Claro, o fato do livro ter me dado trabalho não me autoriza a classificá-lo como um livro ruim. É um livro bom que não demoniza nem glorifica a Revolução de 1917. O autor se coloca apenas na posição de quem narra os fatos e os protagonistas retomando as falas de homens e mulheres, citando ações, descrevendo situações vividas tanto nos centros metropolitanos como no campo. O China parte da narrativa dos antecedentes da Revolução Russa contando a lenda e história "real" de como foi fundada a cidade de Petrogrado (São Petersburgo) e as movimentações causadas pelo brutal processo de industrialização do Império Russo até o ano quase infinito de 1917.
Como leitora realmente achei o livro muitíssimo chato, mas não dá para negar o quanto a experiência de ler "Outubro" foi enriquecedora para quem, como eu, vive de ensinar História. O China anuncia já na introdução o quanto ele percebe o processo revolucionário russo como uma epopeia e é isso que ele entrega nessas páginas.
"O ano de 1917 foi uma epopeia, uma concatenação de aventuras, esperanças, traições, coincidências improváveis, guerra e intriga, de bravura, covardia, loucura, farsa, ousadia e tragédia, de ambições monumentais e mudanças, de luzes resplandecentes, aço, sombras, de trilhos e trens"
Tal como em uma epopeia, a narrativa é cheia de heróis e heroínas vivendo grandes bravatas. Desafiando a morte, enfrentando a vida, se tornando mitos, se assemelhando a divindades. Lenin é um Gilgamesh que em vez da imortalidade procura construir a raiz de uma sociedade onde exista "Pão, Paz e Terra" para todos e todas um discurso e pronunciamento por vez enquanto foge de tentativas de assassinato, luta contra adversários políticos e até mesmo aliados, pois mesmo entre os bolcheviques nem sempre os apelos do Lênin por "Todo Poder aos Sovietes" eram ouvidos.
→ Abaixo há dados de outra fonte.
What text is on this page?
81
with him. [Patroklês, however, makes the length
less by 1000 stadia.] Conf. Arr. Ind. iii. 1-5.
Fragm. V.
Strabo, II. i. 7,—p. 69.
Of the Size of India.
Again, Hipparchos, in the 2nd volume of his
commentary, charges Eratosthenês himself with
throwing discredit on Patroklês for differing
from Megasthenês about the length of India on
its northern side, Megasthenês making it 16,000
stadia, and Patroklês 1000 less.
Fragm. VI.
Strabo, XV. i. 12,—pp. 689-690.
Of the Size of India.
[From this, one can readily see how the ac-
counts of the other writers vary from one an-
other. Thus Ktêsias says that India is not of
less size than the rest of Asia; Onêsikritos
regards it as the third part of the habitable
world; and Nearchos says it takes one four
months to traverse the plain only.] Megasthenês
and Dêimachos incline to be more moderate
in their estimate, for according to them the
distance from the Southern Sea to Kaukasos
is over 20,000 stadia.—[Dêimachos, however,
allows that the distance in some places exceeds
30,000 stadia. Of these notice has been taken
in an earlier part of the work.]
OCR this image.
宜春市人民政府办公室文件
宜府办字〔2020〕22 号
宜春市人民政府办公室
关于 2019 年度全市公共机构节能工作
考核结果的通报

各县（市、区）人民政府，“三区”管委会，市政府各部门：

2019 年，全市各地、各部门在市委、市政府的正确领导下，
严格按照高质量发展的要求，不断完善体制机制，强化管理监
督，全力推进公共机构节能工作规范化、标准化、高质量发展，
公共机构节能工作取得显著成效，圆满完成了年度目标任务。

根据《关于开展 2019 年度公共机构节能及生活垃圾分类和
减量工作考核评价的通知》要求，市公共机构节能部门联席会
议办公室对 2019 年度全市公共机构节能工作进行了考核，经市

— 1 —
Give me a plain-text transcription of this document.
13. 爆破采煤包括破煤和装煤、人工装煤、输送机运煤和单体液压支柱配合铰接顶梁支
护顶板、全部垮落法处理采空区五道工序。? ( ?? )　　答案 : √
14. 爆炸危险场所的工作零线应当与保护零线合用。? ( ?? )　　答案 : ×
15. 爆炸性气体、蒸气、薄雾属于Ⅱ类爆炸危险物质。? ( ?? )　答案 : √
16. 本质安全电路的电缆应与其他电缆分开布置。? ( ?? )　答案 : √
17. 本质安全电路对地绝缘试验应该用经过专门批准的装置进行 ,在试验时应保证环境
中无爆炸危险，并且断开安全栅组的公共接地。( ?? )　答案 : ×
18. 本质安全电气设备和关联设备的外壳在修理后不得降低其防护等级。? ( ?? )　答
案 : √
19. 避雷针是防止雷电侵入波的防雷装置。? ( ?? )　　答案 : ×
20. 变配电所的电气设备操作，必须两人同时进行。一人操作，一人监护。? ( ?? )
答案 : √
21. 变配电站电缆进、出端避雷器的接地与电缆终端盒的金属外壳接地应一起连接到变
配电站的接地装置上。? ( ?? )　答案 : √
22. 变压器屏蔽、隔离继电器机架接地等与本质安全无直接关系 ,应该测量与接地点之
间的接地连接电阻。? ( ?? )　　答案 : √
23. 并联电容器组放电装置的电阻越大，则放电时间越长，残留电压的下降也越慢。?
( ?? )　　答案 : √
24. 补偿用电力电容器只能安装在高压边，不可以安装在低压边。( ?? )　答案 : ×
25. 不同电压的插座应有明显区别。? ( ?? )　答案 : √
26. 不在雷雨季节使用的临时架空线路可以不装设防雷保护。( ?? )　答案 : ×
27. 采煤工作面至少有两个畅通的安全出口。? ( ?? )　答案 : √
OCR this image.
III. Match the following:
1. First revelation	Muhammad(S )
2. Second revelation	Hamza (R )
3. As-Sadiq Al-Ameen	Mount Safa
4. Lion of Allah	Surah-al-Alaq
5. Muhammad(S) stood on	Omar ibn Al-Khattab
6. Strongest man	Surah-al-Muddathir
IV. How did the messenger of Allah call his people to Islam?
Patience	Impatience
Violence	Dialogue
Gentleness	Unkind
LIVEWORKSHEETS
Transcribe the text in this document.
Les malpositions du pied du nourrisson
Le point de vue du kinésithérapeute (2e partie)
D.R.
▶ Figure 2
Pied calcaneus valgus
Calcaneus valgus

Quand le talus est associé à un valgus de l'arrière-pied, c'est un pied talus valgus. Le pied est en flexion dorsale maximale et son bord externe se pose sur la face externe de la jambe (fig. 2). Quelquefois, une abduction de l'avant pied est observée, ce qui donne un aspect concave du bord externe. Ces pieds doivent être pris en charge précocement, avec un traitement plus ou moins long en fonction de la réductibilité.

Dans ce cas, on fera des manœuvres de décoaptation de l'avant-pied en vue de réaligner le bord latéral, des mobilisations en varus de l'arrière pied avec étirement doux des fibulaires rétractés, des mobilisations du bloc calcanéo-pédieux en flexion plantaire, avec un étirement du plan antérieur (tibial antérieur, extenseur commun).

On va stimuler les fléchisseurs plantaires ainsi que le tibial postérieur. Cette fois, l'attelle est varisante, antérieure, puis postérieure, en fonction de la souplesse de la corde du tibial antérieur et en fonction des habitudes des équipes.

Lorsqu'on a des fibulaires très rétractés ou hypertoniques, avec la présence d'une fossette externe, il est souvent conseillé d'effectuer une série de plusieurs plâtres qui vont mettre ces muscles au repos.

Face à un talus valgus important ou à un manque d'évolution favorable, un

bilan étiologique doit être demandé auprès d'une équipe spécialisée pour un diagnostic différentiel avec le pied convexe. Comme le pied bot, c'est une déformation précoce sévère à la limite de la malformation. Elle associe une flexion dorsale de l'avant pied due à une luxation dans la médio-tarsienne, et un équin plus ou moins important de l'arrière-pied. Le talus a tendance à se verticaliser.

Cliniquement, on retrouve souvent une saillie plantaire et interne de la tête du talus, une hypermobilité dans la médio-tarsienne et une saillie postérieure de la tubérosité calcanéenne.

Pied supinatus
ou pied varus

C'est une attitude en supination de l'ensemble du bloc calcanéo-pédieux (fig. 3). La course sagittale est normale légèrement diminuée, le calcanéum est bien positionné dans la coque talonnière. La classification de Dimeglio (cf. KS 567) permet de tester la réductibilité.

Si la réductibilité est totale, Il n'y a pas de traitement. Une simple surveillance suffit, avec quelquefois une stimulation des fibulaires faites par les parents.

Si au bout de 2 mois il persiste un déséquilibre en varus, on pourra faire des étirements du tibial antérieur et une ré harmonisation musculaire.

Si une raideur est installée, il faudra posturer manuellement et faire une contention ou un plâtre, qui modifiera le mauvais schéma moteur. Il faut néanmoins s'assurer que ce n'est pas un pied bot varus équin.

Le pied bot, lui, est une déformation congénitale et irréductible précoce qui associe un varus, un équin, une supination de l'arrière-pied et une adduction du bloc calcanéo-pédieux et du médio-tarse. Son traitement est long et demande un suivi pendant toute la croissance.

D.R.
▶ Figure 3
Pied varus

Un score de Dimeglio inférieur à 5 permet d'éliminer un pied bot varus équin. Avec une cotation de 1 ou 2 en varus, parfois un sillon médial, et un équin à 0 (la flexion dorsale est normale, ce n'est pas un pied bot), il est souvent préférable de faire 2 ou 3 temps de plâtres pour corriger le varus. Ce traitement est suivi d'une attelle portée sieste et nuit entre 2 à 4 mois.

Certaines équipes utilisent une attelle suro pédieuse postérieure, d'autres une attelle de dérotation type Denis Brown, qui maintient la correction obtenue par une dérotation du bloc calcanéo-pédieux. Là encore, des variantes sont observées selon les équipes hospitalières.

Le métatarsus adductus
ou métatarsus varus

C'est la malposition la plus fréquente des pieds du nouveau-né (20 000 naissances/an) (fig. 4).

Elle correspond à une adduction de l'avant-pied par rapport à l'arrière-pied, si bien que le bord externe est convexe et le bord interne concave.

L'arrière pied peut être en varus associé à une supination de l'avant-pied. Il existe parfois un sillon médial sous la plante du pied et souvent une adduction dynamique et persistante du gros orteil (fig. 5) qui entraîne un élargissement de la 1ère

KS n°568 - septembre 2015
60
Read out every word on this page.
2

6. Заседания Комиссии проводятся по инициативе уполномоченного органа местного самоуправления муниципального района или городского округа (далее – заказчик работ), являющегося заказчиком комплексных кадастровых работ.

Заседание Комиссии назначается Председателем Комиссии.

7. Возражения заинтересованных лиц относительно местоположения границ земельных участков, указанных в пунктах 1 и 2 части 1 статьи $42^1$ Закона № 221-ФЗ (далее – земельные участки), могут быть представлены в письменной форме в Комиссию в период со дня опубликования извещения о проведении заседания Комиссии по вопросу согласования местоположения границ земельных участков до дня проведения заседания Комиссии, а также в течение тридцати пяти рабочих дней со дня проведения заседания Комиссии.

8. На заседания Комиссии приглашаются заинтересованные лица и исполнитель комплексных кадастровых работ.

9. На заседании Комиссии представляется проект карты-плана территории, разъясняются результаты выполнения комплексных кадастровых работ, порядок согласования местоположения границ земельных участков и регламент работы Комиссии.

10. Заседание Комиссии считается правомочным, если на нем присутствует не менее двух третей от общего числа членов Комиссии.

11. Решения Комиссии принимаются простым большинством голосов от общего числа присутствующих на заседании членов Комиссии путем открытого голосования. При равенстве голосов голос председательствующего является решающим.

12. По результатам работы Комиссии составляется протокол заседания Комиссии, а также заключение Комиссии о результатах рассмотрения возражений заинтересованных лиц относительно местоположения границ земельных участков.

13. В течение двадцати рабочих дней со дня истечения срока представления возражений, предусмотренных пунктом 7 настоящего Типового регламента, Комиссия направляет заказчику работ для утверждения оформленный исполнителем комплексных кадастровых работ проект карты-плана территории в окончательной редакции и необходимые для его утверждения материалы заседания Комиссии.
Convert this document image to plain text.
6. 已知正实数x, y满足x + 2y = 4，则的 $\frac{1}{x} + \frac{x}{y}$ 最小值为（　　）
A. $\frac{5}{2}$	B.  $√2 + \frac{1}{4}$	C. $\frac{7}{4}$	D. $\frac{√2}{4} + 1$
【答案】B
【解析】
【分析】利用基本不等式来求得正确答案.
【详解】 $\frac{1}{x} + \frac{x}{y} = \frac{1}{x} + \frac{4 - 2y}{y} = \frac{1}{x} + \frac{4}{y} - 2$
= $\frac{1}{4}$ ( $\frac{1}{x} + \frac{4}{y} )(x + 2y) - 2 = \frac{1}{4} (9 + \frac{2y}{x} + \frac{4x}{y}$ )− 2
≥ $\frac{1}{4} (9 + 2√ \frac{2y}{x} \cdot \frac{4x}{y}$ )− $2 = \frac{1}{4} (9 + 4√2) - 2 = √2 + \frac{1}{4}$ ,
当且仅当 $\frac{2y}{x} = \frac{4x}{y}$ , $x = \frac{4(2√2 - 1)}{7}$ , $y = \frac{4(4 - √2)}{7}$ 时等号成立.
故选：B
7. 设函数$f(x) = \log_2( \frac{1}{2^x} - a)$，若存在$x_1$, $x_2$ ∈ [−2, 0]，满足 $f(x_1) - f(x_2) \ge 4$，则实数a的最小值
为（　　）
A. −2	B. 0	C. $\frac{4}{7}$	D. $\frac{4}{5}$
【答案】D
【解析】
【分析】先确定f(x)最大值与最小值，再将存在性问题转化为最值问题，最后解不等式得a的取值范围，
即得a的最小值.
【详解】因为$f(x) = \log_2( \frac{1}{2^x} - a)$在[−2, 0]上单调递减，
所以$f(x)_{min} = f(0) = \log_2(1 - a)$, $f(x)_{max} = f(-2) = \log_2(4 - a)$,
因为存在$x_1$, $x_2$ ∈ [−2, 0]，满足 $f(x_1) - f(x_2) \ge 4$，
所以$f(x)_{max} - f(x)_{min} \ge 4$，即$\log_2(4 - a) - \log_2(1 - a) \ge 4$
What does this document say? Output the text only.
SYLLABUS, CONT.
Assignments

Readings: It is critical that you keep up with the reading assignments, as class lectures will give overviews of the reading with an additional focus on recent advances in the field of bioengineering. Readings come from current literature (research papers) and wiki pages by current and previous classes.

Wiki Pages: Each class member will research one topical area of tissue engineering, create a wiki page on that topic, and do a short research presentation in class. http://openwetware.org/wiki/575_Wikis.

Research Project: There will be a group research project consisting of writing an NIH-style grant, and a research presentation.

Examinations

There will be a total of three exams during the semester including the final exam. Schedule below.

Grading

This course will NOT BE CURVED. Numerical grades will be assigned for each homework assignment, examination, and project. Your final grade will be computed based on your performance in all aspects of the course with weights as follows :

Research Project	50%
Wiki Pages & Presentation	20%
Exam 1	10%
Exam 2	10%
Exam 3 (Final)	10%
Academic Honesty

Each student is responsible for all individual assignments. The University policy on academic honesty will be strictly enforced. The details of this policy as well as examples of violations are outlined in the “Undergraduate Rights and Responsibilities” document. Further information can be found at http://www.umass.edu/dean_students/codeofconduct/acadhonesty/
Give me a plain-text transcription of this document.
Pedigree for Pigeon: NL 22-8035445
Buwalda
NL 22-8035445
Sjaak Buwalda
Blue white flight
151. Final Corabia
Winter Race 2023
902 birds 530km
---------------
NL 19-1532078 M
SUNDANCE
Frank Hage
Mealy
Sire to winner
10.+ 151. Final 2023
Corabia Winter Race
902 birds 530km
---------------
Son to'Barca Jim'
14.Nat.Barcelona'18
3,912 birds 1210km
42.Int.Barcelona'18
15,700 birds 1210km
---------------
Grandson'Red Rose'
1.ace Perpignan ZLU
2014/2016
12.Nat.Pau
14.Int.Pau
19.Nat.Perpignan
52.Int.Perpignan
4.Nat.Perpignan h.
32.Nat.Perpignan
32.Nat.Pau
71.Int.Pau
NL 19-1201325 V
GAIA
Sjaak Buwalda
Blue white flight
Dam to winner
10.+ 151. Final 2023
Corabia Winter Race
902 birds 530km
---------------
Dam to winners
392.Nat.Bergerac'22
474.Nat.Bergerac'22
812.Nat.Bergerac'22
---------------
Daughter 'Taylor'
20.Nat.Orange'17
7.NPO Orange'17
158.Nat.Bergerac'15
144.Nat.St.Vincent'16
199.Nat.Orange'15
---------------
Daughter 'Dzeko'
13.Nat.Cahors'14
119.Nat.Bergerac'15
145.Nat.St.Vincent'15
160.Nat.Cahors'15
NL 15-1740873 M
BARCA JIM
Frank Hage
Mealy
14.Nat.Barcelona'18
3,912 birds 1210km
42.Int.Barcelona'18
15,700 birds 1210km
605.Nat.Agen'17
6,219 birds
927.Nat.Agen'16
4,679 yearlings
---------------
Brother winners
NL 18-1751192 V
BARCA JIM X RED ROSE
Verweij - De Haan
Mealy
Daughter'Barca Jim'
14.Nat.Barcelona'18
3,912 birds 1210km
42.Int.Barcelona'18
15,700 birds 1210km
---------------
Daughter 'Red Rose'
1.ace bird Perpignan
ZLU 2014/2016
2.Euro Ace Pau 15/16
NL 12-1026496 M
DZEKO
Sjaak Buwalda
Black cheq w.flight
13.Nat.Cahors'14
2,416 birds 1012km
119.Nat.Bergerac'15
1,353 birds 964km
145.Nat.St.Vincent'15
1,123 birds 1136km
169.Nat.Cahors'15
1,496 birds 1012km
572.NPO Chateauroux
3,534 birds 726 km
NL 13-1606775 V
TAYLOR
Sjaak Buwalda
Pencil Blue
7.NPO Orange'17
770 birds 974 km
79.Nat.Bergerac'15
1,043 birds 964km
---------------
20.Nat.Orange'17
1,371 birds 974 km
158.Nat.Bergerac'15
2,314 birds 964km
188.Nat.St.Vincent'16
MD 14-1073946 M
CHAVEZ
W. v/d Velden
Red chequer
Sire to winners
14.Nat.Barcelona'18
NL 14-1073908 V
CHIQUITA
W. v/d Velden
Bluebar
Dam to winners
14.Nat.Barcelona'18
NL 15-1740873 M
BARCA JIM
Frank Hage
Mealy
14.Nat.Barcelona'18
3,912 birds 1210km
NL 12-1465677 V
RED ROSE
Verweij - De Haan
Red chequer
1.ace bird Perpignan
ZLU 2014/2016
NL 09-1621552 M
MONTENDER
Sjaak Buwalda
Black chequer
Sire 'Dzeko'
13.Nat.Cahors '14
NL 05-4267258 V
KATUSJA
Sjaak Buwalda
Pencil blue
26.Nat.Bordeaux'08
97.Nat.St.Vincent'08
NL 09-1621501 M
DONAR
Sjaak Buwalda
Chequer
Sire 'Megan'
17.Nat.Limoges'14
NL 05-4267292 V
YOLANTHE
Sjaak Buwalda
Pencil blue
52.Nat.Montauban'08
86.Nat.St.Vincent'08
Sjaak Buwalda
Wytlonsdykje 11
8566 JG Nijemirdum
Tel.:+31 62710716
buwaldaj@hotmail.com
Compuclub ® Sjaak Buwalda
"A Revolução de Outubro traz, por um instante, um novo tipo de poder. Transitoriamente, há uma mudança para o controle da produção pelos trabalhadores e para os direitos dos camponeses à terra. Igualdade de direitos para homens e mulheres no trabalho e no casamento, direito ao divórcio, apoio à maternidade. Descriminalização da homossexualidade, cem anos atrás. Movimentos no sentido de autodeterminação nacional. Educação gratuita e universal, expansão da alfabetização, vem a explosão cultural, a sede de aprender, o desenvolvimento de universidades, séries de palestras e escolas para adultos. Uma mudança tanto na alma como na fábrica. E, ainda que esses momentos tenham sido extintos, revertidos, se transformado cedo demais em recordações e piadas, poderia ter sido de outra forma."
"E, ainda que esses momentos tenham sido extintos, revertidos, se transformado cedo demais em recordações e piadas, uma revolução pode acontecer a qualquer momento e nada impede que ela possa terminar de outra forma. Muita gente pensa que é mais fácil o mundo acabar que o Capitalismo encontrar seu fim, mas o mundo pode não acabar e o capitalismo pode encontrar seu fim dentro de uma revolução que encontre uma forma totalmente nova de organizar a sociedade, uma forma com Pão, Paz e Terra para todes nós."
Coisas impossíveis acontecem todos os dias...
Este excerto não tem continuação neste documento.